Delays in oil and gas construction projects present major challenges due to the sector's complex operations, high capital investment and strict timelines. Such disruptions affect project execution and can have serious socioeconomic impacts. The purpose of this paper is to identify key factors contributing to schedule delays and develop predictive models using artificial neural networks (ANN), decision trees (DTs) and multiple linear regression (MLR) to estimate delay percentages.
This study adopts a mixed-methods approach, combining qualitative and quantitative techniques. Expert interviews and a literature review identified and prioritized key delay factors. Data from completed oil and gas construction projects selected through purposive sampling to reflect varied sizes, complexities and locations were analyzed using correlation and outlier tests to ensure reliability. Predictive models: ANNs, DTs and MLR, were then developed, trained and validated with real project data.
Design consulting experience, project location and scope changes are assessed as the leading factors influencing delay percentages in oil and gas construction projects.
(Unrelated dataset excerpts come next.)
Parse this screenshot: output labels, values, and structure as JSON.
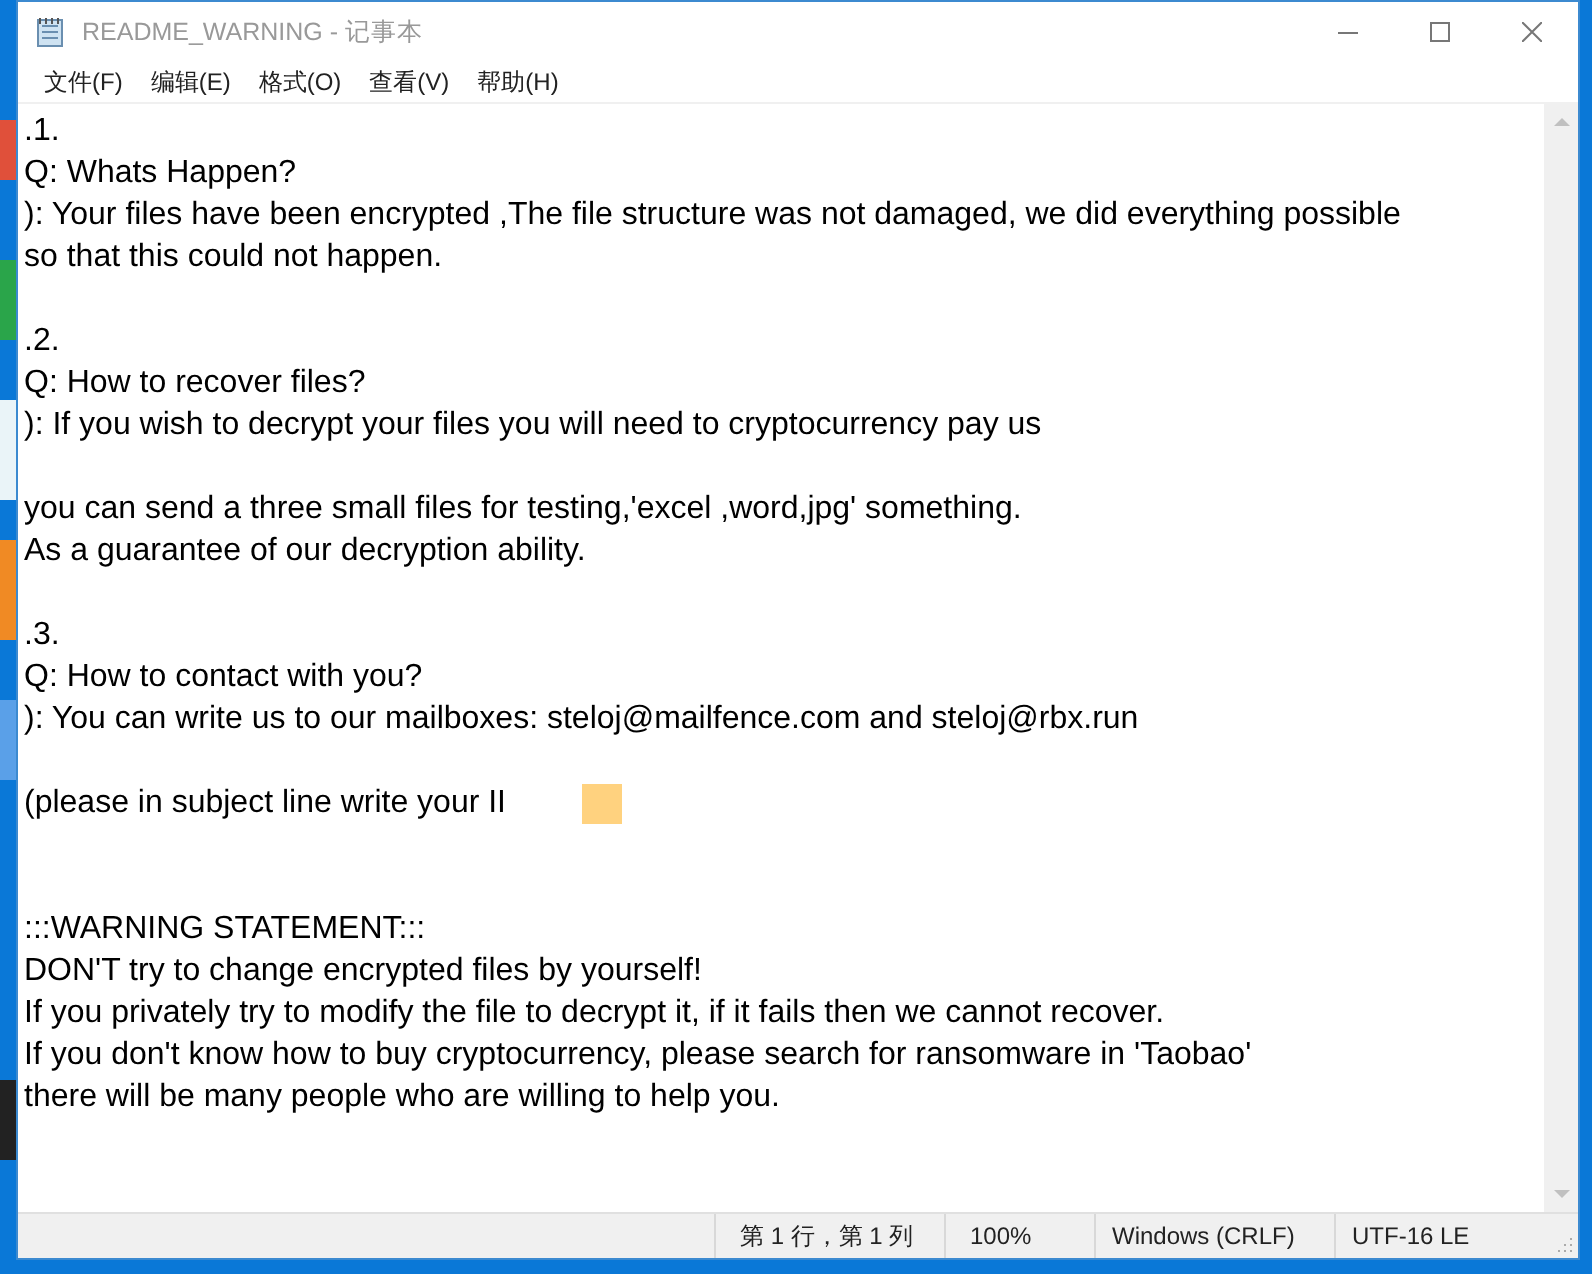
{
  "window": {
    "title": "README_WARNING - 记事本"
  },
  "menu": [
    "文件(F)",
    "编辑(E)",
    "格式(O)",
    "查看(V)",
    "帮助(H)"
  ],
  "document": {
    "lines": [
      {
        "kind": "text",
        "text": ".1."
      },
      {
        "kind": "text",
        "text": "Q: Whats Happen?"
      },
      {
        "kind": "text",
        "text": "): Your files have been encrypted ,The file structure was not damaged, we did everything possible"
      },
      {
        "kind": "text",
        "text": "so that this could not happen."
      },
      {
        "kind": "blank"
      },
      {
        "kind": "text",
        "text": ".2."
      },
      {
        "kind": "text",
        "text": "Q: How to recover files?"
      },
      {
        "kind": "text",
        "text": "): If you wish to decrypt your files you will need to cryptocurrency pay us"
      },
      {
        "kind": "blank"
      },
      {
        "kind": "text",
        "text": "you can send a three small files for testing,'excel ,word,jpg' something."
      },
      {
        "kind": "text",
        "text": "As a guarantee of our decryption ability."
      },
      {
        "kind": "blank"
      },
      {
        "kind": "text",
        "text": ".3."
      },
      {
        "kind": "text",
        "text": "Q: How to contact with you?"
      },
      {
        "kind": "text",
        "text": "): You can write us to our mailboxes: steloj@mailfence.com and steloj@rbx.run"
      },
      {
        "kind": "blank"
      },
      {
        "kind": "redacted",
        "text": "(please in subject line write your II"
      },
      {
        "kind": "blank"
      },
      {
        "kind": "blank"
      },
      {
        "kind": "text",
        "text": ":::WARNING STATEMENT:::"
      },
      {
        "kind": "text",
        "text": "DON'T try to change encrypted files by yourself!"
      },
      {
        "kind": "text",
        "text": "If you privately try to modify the file to decrypt it, if it fails then we cannot recover."
      },
      {
        "kind": "text",
        "text": "If you don't know how to buy cryptocurrency, please search for ransomware in 'Taobao'"
      },
      {
        "kind": "text",
        "text": "there will be many people who are willing to help you."
      }
    ]
  },
  "status_bar": {
    "position": "第 1 行，第 1 列",
    "zoom": "100%",
    "line_ending": "Windows (CRLF)",
    "encoding": "UTF-16 LE"
  }
}
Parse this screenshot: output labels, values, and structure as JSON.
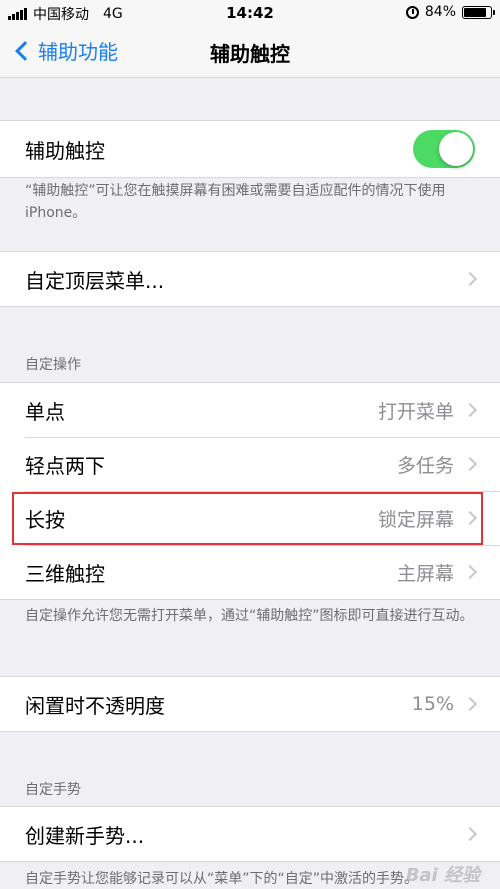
{
  "status_bar": {
    "carrier": "中国移动",
    "network": "4G",
    "time": "14:42",
    "battery": "84%",
    "battery_level": 0.84
  },
  "nav": {
    "back_label": "辅助功能",
    "title": "辅助触控"
  },
  "assistive_touch": {
    "label": "辅助触控",
    "enabled": true,
    "footer": "“辅助触控”可让您在触摸屏幕有困难或需要自适应配件的情况下使用 iPhone。"
  },
  "top_menu": {
    "label": "自定顶层菜单..."
  },
  "custom_actions": {
    "header": "自定操作",
    "items": [
      {
        "label": "单点",
        "value": "打开菜单"
      },
      {
        "label": "轻点两下",
        "value": "多任务"
      },
      {
        "label": "长按",
        "value": "锁定屏幕"
      },
      {
        "label": "三维触控",
        "value": "主屏幕"
      }
    ],
    "footer": "自定操作允许您无需打开菜单，通过“辅助触控”图标即可直接进行互动。"
  },
  "idle_opacity": {
    "label": "闲置时不透明度",
    "value": "15%"
  },
  "custom_gestures": {
    "header": "自定手势",
    "create_label": "创建新手势...",
    "footer": "自定手势让您能够记录可以从“菜单”下的“自定”中激活的手势。"
  },
  "watermark": "Bai 经验",
  "colors": {
    "accent": "#1a7ef5",
    "toggle_on": "#4cd964",
    "highlight": "#e5303a"
  }
}
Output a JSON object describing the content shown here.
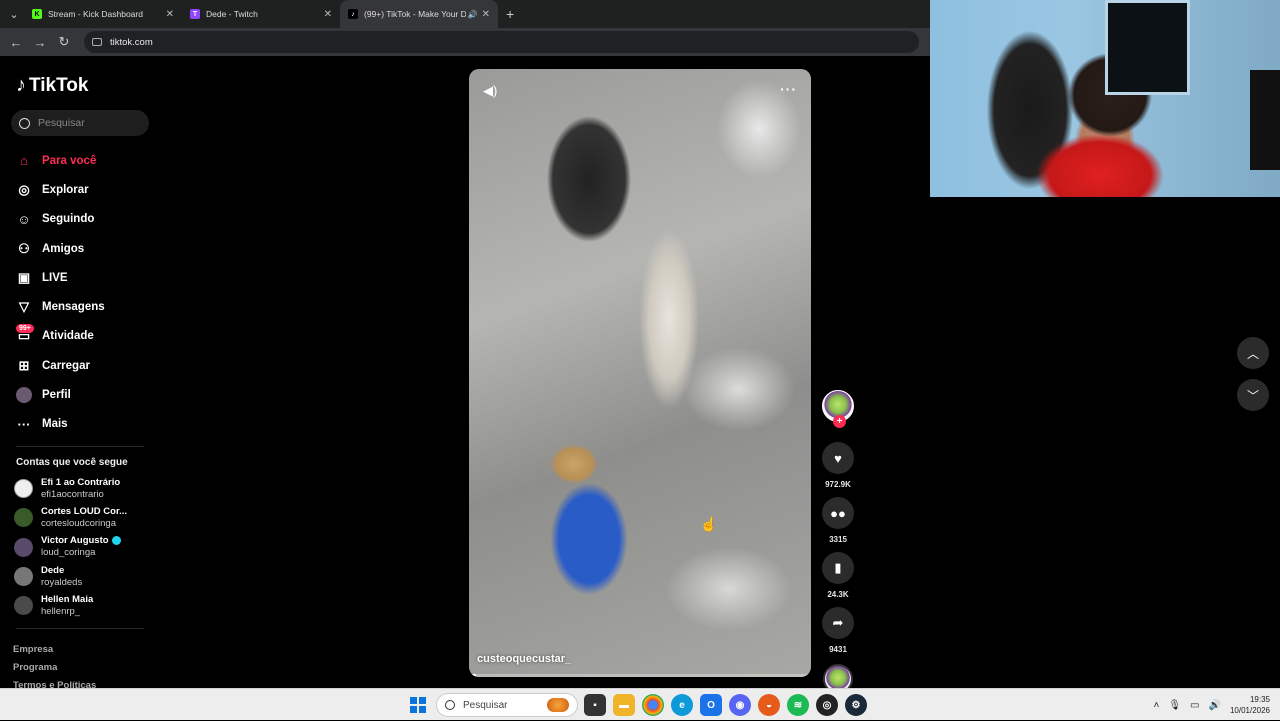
{
  "browser": {
    "tabs": [
      {
        "title": "Stream - Kick Dashboard",
        "favicon_color": "#53fc18",
        "favicon_letter": "K"
      },
      {
        "title": "Dede - Twitch",
        "favicon_color": "#9146ff",
        "favicon_letter": "T"
      },
      {
        "title": "(99+) TikTok - Make Your D...",
        "favicon_color": "#000000",
        "favicon_letter": "♪"
      }
    ],
    "url": "tiktok.com"
  },
  "tiktok": {
    "logo_text": "TikTok",
    "search_placeholder": "Pesquisar",
    "menu": [
      {
        "label": "Para você",
        "icon": "home-icon"
      },
      {
        "label": "Explorar",
        "icon": "compass-icon"
      },
      {
        "label": "Seguindo",
        "icon": "following-icon"
      },
      {
        "label": "Amigos",
        "icon": "friends-icon"
      },
      {
        "label": "LIVE",
        "icon": "live-icon"
      },
      {
        "label": "Mensagens",
        "icon": "messages-icon"
      },
      {
        "label": "Atividade",
        "icon": "activity-icon",
        "badge": "99+"
      },
      {
        "label": "Carregar",
        "icon": "upload-icon"
      },
      {
        "label": "Perfil",
        "icon": "profile-icon"
      },
      {
        "label": "Mais",
        "icon": "more-icon"
      }
    ],
    "following_header": "Contas que você segue",
    "following": [
      {
        "name": "Efi 1 ao Contrário",
        "handle": "efi1aocontrario",
        "verified": false,
        "color": "#eeeeee"
      },
      {
        "name": "Cortes LOUD Cor...",
        "handle": "cortesloudcoringa",
        "verified": false,
        "color": "#3a5a2a"
      },
      {
        "name": "Victor Augusto",
        "handle": "loud_coringa",
        "verified": true,
        "color": "#5a4a6a"
      },
      {
        "name": "Dede",
        "handle": "royaldeds",
        "verified": false,
        "color": "#777777"
      },
      {
        "name": "Hellen Maia",
        "handle": "hellenrp_",
        "verified": false,
        "color": "#4a4a4a"
      }
    ],
    "footer": [
      "Empresa",
      "Programa",
      "Termos e Políticas"
    ],
    "video": {
      "author": "custeoquecustar_",
      "progress": 0.02
    },
    "actions": {
      "likes": "972.9K",
      "comments": "3315",
      "saves": "24.3K",
      "shares": "9431"
    }
  },
  "taskbar": {
    "search_placeholder": "Pesquisar",
    "time": "19:35",
    "date": "10/01/2026"
  }
}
The MLR demonstrated the highest accuracy, exceeding 96%, outperforming both ANNs and DTs.
This paper focused on the quantitative models rather than the qualitative aspects of predicting schedule delays in construction projects in the oil and gas industry. The proposed models support planning stages by enabling more realistic project schedules and decision-making processes. The proposed models also empower project stakeholders to optimize project outcomes.